From: Robert White <rwhite@pobox.com>
To: Tomasz Chmielewski <tch@virtall.com>
Cc: linux-btrfs <linux-btrfs@vger.kernel.org>
Subject: Re: 3.18.0: kernel BUG at fs/btrfs/relocation.c:242!
Date: Sun, 14 Dec 2014 00:45:13 -0800 [thread overview]
Message-ID: <548D4E19.4040407@pobox.com> (raw)
In-Reply-To: <548CD23E.8080702@pobox.com>
On 12/13/2014 03:56 PM, Robert White wrote:
> ...
Dangit... On re-reading I think I was still less than optimally clear. I
kept using the word "resent" when I should have been using a word like
"re-written" or "re-stored" (as opposed to "restored"). On re-reading
I'm not sure what the least confusing word would be.

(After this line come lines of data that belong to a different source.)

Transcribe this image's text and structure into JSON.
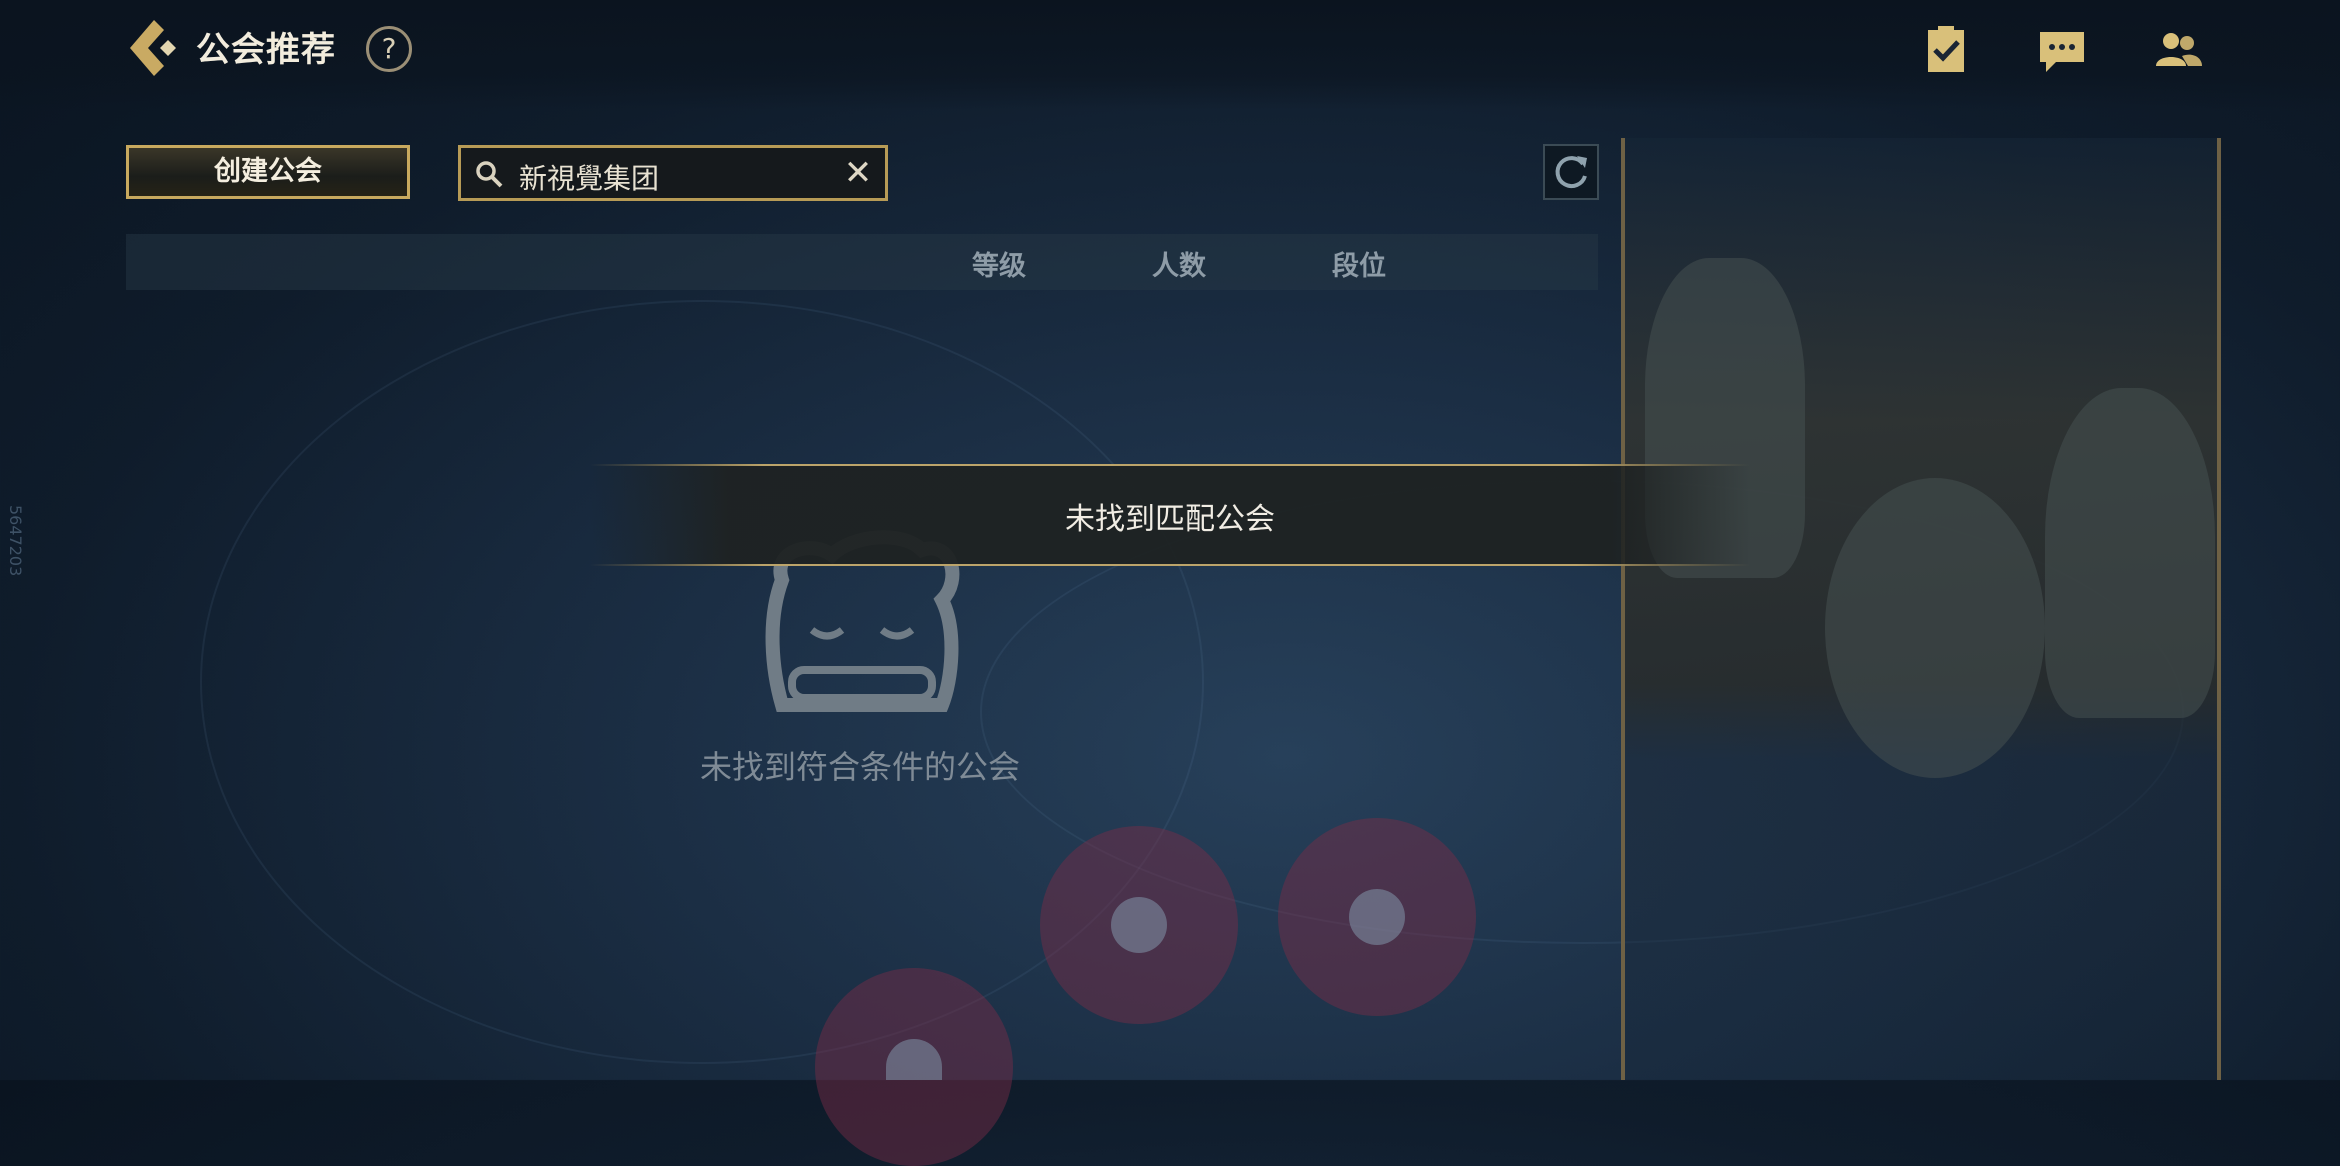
{
  "header": {
    "title": "公会推荐",
    "help_label": "?"
  },
  "toolbar": {
    "create_label": "创建公会",
    "search_value": "新視覺集团",
    "clear_label": "✕"
  },
  "table": {
    "columns": [
      "等级",
      "人数",
      "段位"
    ]
  },
  "empty_state": {
    "message": "未找到符合条件的公会"
  },
  "toast": {
    "message": "未找到匹配公会"
  },
  "side_id": "5647203",
  "icons": {
    "back": "back-chevron-icon",
    "help": "question-icon",
    "missions": "clipboard-check-icon",
    "chat": "chat-bubble-icon",
    "friends": "friends-icon",
    "search": "search-icon",
    "refresh": "refresh-icon",
    "empty": "sleeping-poro-icon"
  },
  "colors": {
    "gold": "#c8a95e",
    "background": "#14243a",
    "text": "#f2ecdd"
  }
}
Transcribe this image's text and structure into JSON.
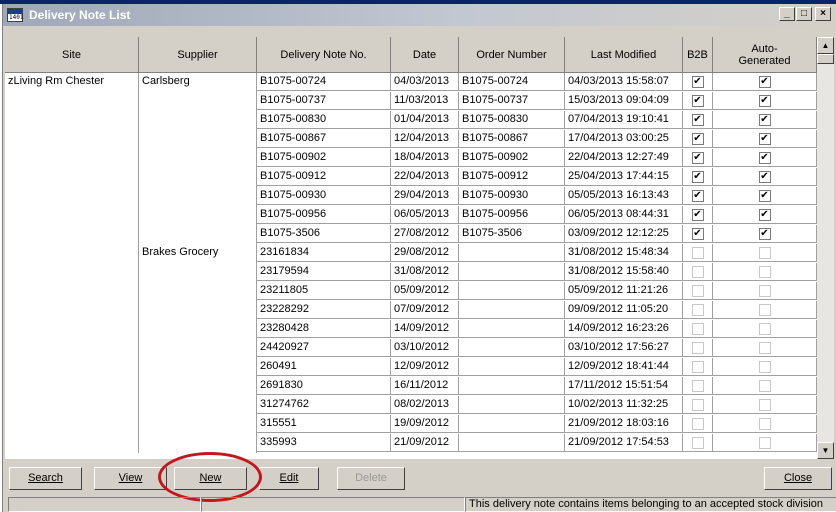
{
  "window": {
    "title": "Delivery Note List",
    "icon_text": "1401"
  },
  "columns": [
    "Site",
    "Supplier",
    "Delivery Note No.",
    "Date",
    "Order Number",
    "Last Modified",
    "B2B",
    "Auto-Generated"
  ],
  "site": "zLiving Rm Chester",
  "suppliers": [
    "Carlsberg",
    "Brakes Grocery"
  ],
  "rows": [
    {
      "note": "B1075-00724",
      "date": "04/03/2013",
      "order": "B1075-00724",
      "modified": "04/03/2013 15:58:07",
      "b2b": true,
      "auto": true
    },
    {
      "note": "B1075-00737",
      "date": "11/03/2013",
      "order": "B1075-00737",
      "modified": "15/03/2013 09:04:09",
      "b2b": true,
      "auto": true
    },
    {
      "note": "B1075-00830",
      "date": "01/04/2013",
      "order": "B1075-00830",
      "modified": "07/04/2013 19:10:41",
      "b2b": true,
      "auto": true
    },
    {
      "note": "B1075-00867",
      "date": "12/04/2013",
      "order": "B1075-00867",
      "modified": "17/04/2013 03:00:25",
      "b2b": true,
      "auto": true
    },
    {
      "note": "B1075-00902",
      "date": "18/04/2013",
      "order": "B1075-00902",
      "modified": "22/04/2013 12:27:49",
      "b2b": true,
      "auto": true
    },
    {
      "note": "B1075-00912",
      "date": "22/04/2013",
      "order": "B1075-00912",
      "modified": "25/04/2013 17:44:15",
      "b2b": true,
      "auto": true
    },
    {
      "note": "B1075-00930",
      "date": "29/04/2013",
      "order": "B1075-00930",
      "modified": "05/05/2013 16:13:43",
      "b2b": true,
      "auto": true
    },
    {
      "note": "B1075-00956",
      "date": "06/05/2013",
      "order": "B1075-00956",
      "modified": "06/05/2013 08:44:31",
      "b2b": true,
      "auto": true
    },
    {
      "note": "B1075-3506",
      "date": "27/08/2012",
      "order": "B1075-3506",
      "modified": "03/09/2012 12:12:25",
      "b2b": true,
      "auto": true
    },
    {
      "note": "23161834",
      "date": "29/08/2012",
      "order": "",
      "modified": "31/08/2012 15:48:34",
      "b2b": false,
      "auto": false
    },
    {
      "note": "23179594",
      "date": "31/08/2012",
      "order": "",
      "modified": "31/08/2012 15:58:40",
      "b2b": false,
      "auto": false
    },
    {
      "note": "23211805",
      "date": "05/09/2012",
      "order": "",
      "modified": "05/09/2012 11:21:26",
      "b2b": false,
      "auto": false
    },
    {
      "note": "23228292",
      "date": "07/09/2012",
      "order": "",
      "modified": "09/09/2012 11:05:20",
      "b2b": false,
      "auto": false
    },
    {
      "note": "23280428",
      "date": "14/09/2012",
      "order": "",
      "modified": "14/09/2012 16:23:26",
      "b2b": false,
      "auto": false
    },
    {
      "note": "24420927",
      "date": "03/10/2012",
      "order": "",
      "modified": "03/10/2012 17:56:27",
      "b2b": false,
      "auto": false
    },
    {
      "note": "260491",
      "date": "12/09/2012",
      "order": "",
      "modified": "12/09/2012 18:41:44",
      "b2b": false,
      "auto": false
    },
    {
      "note": "2691830",
      "date": "16/11/2012",
      "order": "",
      "modified": "17/11/2012 15:51:54",
      "b2b": false,
      "auto": false
    },
    {
      "note": "31274762",
      "date": "08/02/2013",
      "order": "",
      "modified": "10/02/2013 11:32:25",
      "b2b": false,
      "auto": false
    },
    {
      "note": "315551",
      "date": "19/09/2012",
      "order": "",
      "modified": "21/09/2012 18:03:16",
      "b2b": false,
      "auto": false
    },
    {
      "note": "335993",
      "date": "21/09/2012",
      "order": "",
      "modified": "21/09/2012 17:54:53",
      "b2b": false,
      "auto": false
    }
  ],
  "buttons": {
    "search": "Search",
    "view": "View",
    "new": "New",
    "edit": "Edit",
    "delete": "Delete",
    "close": "Close"
  },
  "status": {
    "message": "This delivery note contains items belonging to an accepted stock division"
  },
  "colors": {
    "highlight_ring": "#c4161c",
    "window_face": "#d4d0c8"
  }
}
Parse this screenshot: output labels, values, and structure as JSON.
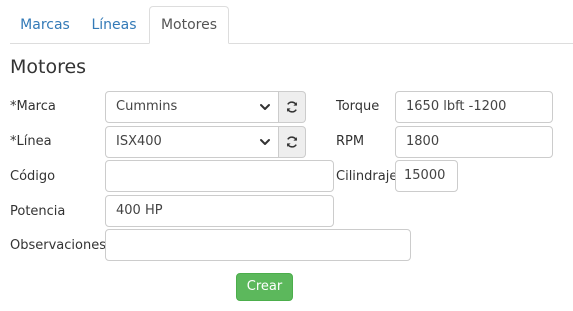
{
  "tabs": [
    {
      "label": "Marcas"
    },
    {
      "label": "Líneas"
    },
    {
      "label": "Motores"
    }
  ],
  "page_title": "Motores",
  "form": {
    "marca": {
      "label": "*Marca",
      "value": "Cummins"
    },
    "linea": {
      "label": "*Línea",
      "value": "ISX400"
    },
    "codigo": {
      "label": "Código",
      "value": ""
    },
    "potencia": {
      "label": "Potencia",
      "value": "400 HP"
    },
    "observaciones": {
      "label": "Observaciones",
      "value": ""
    },
    "torque": {
      "label": "Torque",
      "value": "1650 lbft -1200"
    },
    "rpm": {
      "label": "RPM",
      "value": "1800"
    },
    "cilindraje": {
      "label": "Cilindraje",
      "value": "15000"
    }
  },
  "actions": {
    "create_label": "Crear"
  },
  "icons": {
    "refresh": "refresh-icon",
    "chevron": "chevron-down-icon"
  },
  "colors": {
    "link": "#337ab7",
    "success": "#5cb85c"
  }
}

So here is a contrived example with seriously simplified assumptions):
Lets say every day rsync coincidentally sends 1Gib and the receiving
filesystem is otherwise almost quiescent. So as a side effect the
receiving filesystem monotonically creates one 1GiB data extent. A
snapshot is taken every day after the rsync. (This is all to just to
make the mental picture easier.)
Lets say there is a file Aardvark that just happens to be the first file
considered every time and also happens to grow by exactly 1MiB in pure
append each day and started out at 1MiB. After ten days Aardvark is
stored across the ten extents. After 100 days it is store across 100
extents. Each successive 1MiB is exactly 1023MiB away from its
predecessor and successor.
Now consider file Badger, the second file. It is 100MiB in size. It is
also modified each day such that five percent of its total bytes are
rewritten as exactly five records of exactly 1MiB aligned on 1MiB
boundaries, all on convenient rsync boundaries. On the first day a
100MiB chunk lands square in the first data Extent right next to
Aardvark. On the second and every successive day 5MiB lands next to
Aardvark in the next extent. But the 5MiB is not a contiguous, they are
1MiB holes punched in a completely fair distribution across all the
active fragments of Badger wherever they lie.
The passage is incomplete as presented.